By Josh Bisker
November 1, 2013
With renovation nearing its final stages, enrollment is now open for the new Creative Steps Early Care & Education Center, merging the Creative Steps Playgroup into University Settlement, a longtime leader in early education in New York City. The new program will serve 78 children in a renovated and expanded, state-of-the-art facility with one infant/toddler and four preschool classrooms. Classes are set to begin in January 2014. For enrollment inquiries, visit Creative Steps.
"Creative Steps has been in the community for many years, but in the new relationship with University Settlement the program will not just be larger, but will represent the most rigorous, creative, and comprehensive approach to early childhood development," says Nina Piros, University Settlement's director of early childhood programs.
“By bringing the Settlement's resources to this new site, the program available to parents and children will meet and exceed the highest standards guiding this field, which include: what happens in the classroom regarding educational and social development; teaching training and development, including an association with the NYU Steinhardt School of Education, Culture, and Human Development; availability of supplemental services, including early intervention, family child care, mental health services, and more."
NYU's Government and Community Affairs team (OGCA) sat down with Piros to learn more about the new Creative Steps program; its origins with Council Member Margaret Chin, NYU, and University Settlement; and her hopes for its future.
OGCA: Who will the program serve?
Piros: The program will grow from serving 15-20 children to 78 children. There will be 5 classrooms. The schedule with options will be 9am-3pm with extended hours from 8am-6pm available to all ages. Having a classroom serving infants/toddler from 12 months is an important enhancement to the community since these spaces are in high demand. As the program develops, we will consider additional evening or weekend hours plus the addition of parent/child activities.
The Creative Steps program will be fully integrated into the full range of University Settlement early childhood programs, and therefore would be representative of the highest quality programs available in this City.
OGCA: How was the idea of developing the space initiated? Who was involved in turning the idea into a reality?
Piros: University Settlement has a very long and extensive involvement with NYU and the community. Graduate students have internships in our organization, hundreds of volunteers work at our sites, including at our affiliate, The Door. Many faculty are engaged in projects involving our programs. Many of our staff have or are now attending NYU degree programs. And NYU has had representatives on our Board.
When NYU made the decision to expand Creative Steps into a larger program, they reached out to us to consider being in a partnership. University Settlement has been running a Family Day Care Program under an NYU contract for 6 years, and we have discussed the possibility of also having a group setting. These relationships between NYU, University Settlement, and the broader community take many years to develop, and we are excited to see this project come to successful fruition.
Throughout this process, from initial conception of the need for an expanded quality program serving everyone in the community through to full implementation, Councilmember Margaret Chin has played a critical role in advocating for the project, ensuring it be successfully completed according to the guidelines established by her office and NYU, and continuing to represent the interests of her constituents.

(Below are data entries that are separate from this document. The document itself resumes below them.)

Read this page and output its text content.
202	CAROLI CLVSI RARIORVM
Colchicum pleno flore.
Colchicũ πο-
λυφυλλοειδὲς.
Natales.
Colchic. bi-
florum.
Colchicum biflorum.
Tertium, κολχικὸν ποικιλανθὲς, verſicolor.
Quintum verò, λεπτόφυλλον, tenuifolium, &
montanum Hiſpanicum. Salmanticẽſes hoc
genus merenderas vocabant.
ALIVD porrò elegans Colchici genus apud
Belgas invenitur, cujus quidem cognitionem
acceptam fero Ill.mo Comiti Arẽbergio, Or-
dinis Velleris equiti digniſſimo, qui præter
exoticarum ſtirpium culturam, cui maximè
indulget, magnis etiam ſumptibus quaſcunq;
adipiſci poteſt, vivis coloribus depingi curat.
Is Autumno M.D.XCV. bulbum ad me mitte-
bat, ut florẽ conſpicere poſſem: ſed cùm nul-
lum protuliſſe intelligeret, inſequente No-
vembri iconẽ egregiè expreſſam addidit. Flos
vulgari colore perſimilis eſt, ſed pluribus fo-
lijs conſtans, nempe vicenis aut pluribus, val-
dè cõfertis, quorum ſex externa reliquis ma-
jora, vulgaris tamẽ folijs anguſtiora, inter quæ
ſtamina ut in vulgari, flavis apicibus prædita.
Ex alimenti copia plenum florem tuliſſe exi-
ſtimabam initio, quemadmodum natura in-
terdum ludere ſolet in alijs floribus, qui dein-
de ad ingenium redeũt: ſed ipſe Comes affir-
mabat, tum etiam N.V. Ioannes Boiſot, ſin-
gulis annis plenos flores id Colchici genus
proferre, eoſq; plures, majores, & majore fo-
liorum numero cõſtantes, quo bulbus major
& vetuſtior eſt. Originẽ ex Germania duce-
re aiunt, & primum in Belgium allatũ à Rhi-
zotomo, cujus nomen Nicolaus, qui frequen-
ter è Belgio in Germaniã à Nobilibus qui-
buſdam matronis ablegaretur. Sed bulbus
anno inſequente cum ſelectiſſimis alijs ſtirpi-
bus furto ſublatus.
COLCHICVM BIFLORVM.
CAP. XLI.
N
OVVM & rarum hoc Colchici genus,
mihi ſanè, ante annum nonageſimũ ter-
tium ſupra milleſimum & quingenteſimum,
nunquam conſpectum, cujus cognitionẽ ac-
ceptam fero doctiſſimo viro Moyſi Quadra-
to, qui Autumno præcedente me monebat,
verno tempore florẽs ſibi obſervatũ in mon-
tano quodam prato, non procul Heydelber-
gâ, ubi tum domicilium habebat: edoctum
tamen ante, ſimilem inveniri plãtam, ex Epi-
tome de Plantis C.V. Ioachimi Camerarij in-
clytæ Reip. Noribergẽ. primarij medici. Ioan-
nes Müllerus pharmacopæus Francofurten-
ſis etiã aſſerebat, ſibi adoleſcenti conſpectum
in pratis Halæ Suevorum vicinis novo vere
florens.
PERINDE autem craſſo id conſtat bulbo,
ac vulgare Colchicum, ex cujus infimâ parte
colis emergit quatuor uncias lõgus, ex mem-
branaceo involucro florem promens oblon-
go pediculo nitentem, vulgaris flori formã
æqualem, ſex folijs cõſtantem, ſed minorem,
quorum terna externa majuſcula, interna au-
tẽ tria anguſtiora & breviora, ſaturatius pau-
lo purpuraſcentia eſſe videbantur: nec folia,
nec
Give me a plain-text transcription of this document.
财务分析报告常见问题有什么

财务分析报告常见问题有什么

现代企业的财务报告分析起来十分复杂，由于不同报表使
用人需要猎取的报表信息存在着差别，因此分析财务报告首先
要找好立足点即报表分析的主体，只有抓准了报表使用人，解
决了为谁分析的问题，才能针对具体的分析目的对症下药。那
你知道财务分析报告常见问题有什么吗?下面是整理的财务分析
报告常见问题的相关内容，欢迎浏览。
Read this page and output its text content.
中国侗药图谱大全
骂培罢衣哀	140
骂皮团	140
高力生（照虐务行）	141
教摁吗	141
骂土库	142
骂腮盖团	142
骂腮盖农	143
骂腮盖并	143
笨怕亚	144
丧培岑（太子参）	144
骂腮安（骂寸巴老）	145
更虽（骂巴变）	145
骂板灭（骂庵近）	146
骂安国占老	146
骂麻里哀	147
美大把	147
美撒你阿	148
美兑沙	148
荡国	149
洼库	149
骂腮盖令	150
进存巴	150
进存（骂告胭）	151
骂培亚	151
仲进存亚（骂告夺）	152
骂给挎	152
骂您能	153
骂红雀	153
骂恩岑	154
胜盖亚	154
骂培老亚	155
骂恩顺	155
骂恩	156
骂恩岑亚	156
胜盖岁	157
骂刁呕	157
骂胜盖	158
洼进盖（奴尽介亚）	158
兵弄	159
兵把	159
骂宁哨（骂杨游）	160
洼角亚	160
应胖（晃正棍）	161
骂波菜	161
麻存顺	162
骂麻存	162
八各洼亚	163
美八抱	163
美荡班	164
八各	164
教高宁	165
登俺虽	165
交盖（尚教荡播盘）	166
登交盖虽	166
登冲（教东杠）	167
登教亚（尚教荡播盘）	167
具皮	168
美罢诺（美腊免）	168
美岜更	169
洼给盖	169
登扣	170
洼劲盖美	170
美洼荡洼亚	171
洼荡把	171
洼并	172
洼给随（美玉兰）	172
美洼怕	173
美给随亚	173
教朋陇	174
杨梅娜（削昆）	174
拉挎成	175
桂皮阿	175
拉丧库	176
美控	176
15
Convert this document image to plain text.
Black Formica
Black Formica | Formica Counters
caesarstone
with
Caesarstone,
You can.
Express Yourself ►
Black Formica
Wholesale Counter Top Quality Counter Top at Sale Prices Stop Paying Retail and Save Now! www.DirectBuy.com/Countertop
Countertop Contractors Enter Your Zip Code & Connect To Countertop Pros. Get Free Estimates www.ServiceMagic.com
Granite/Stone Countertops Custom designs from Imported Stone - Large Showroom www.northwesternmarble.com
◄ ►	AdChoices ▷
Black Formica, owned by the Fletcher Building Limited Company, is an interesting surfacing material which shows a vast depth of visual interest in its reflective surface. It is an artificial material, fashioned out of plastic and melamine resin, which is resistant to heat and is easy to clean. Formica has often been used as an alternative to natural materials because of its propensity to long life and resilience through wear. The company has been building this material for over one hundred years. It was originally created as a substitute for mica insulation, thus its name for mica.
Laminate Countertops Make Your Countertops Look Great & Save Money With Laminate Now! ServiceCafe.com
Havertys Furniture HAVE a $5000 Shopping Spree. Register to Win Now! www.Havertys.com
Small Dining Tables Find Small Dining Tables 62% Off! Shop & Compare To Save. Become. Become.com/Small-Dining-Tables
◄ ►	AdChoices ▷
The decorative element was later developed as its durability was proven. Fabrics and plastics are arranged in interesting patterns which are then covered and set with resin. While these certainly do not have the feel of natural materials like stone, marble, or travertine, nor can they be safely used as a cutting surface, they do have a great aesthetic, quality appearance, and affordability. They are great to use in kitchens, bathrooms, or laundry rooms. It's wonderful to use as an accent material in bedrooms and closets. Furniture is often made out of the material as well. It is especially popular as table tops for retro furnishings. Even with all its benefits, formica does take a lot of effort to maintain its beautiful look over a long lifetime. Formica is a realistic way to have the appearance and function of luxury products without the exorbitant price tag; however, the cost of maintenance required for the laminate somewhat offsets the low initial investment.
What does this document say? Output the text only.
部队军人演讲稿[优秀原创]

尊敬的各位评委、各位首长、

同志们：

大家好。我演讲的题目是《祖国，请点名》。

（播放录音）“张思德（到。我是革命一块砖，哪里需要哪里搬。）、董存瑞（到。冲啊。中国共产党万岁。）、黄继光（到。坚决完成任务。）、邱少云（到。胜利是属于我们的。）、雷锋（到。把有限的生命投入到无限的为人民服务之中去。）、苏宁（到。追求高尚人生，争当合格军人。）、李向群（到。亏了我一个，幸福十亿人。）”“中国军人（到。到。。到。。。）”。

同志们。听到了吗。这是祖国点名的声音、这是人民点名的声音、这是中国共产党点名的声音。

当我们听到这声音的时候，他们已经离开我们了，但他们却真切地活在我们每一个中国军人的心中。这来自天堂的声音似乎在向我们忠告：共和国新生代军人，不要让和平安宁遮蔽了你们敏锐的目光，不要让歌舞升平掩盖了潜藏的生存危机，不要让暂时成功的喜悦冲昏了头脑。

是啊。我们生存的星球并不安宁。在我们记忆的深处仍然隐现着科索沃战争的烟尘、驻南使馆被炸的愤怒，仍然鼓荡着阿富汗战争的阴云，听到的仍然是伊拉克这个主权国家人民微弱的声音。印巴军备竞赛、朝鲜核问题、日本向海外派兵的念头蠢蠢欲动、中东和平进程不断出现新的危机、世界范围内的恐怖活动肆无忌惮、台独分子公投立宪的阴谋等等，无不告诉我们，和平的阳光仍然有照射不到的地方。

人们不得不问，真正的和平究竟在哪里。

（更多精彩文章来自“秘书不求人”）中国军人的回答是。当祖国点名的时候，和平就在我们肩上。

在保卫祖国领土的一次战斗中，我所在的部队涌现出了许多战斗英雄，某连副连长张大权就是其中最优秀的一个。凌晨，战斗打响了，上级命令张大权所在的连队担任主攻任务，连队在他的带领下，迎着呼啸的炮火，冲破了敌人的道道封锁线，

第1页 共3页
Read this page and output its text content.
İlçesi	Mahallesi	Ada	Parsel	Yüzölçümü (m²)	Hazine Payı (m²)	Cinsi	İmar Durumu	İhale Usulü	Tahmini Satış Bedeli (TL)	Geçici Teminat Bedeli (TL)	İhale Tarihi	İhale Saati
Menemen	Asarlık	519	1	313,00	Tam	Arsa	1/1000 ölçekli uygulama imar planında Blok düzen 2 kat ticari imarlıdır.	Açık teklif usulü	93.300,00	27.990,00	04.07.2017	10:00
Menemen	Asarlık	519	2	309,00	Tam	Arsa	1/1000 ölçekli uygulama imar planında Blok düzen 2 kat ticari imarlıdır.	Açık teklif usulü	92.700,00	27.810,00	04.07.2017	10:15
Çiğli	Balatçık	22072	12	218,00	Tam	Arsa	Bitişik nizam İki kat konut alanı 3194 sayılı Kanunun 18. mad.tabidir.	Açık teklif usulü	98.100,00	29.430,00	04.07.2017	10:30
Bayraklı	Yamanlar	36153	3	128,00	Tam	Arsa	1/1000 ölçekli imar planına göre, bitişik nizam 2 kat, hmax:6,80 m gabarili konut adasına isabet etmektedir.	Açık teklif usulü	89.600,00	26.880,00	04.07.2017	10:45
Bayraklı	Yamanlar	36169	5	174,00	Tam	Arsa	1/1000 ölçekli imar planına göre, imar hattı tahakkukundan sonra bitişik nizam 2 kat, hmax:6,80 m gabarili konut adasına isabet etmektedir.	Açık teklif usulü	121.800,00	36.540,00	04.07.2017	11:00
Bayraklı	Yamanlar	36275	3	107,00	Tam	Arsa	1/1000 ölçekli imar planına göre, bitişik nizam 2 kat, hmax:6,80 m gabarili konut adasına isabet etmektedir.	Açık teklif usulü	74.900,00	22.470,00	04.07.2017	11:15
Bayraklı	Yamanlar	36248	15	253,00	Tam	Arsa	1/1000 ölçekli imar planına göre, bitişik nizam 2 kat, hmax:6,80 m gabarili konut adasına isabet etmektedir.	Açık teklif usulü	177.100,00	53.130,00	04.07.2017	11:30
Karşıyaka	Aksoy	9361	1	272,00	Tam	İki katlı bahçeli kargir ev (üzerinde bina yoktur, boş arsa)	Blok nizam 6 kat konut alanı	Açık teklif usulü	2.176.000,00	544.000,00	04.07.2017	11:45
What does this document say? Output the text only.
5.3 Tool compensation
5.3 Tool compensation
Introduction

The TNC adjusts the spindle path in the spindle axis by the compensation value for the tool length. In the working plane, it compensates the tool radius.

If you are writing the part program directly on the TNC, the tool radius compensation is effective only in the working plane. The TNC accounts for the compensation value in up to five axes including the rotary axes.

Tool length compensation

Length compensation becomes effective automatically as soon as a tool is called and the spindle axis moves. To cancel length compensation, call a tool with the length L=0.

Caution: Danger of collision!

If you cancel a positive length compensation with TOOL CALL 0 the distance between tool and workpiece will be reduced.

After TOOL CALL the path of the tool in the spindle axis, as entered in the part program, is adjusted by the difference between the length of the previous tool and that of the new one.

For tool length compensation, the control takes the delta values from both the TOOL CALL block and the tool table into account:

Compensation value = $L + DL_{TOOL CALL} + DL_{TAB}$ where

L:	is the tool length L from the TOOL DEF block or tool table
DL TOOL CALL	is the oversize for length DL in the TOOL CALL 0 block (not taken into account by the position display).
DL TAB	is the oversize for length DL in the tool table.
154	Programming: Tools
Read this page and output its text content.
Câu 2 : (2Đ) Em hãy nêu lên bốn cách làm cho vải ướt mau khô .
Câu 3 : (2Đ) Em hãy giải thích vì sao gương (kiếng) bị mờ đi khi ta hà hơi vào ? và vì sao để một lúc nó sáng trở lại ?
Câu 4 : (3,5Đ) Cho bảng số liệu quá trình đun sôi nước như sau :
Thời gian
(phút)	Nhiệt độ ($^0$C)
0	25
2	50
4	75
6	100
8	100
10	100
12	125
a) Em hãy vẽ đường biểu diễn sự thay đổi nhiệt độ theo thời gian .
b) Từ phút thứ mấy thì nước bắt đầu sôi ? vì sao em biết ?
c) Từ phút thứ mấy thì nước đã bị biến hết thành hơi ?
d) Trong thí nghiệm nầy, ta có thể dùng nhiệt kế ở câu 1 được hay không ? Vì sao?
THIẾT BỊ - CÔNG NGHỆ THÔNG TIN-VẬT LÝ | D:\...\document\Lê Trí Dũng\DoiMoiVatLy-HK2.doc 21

OGCA: How was the actual physical development of the new space planned?
Piros: Once NYU decided which space could be made available for an expanded Center, a collaborative relationship was developed in which representatives from the Settlement and Creative Steps joined with people from different parts of NYU, the architect, other professionals, etc in an iterative process to develop and finalize plans for the facility. This has been going on since January 2013, and now continues on weekly "construction" oversight meetings. Developing an early childhood facility is not an easy process in the NYC building process, but this partnership has illustrated what can be accomplished when everyone is on the same page and wants the same excellent outcome.
OGCA: What is your hope for the future with this new space?
Piros: We have two primary objectives: (a) make sure that this is an excellent program both from a parent and child perspective; (b) ensure that the NYU community, as broadly defined as possible, sees this program and facility as an integral part of the community.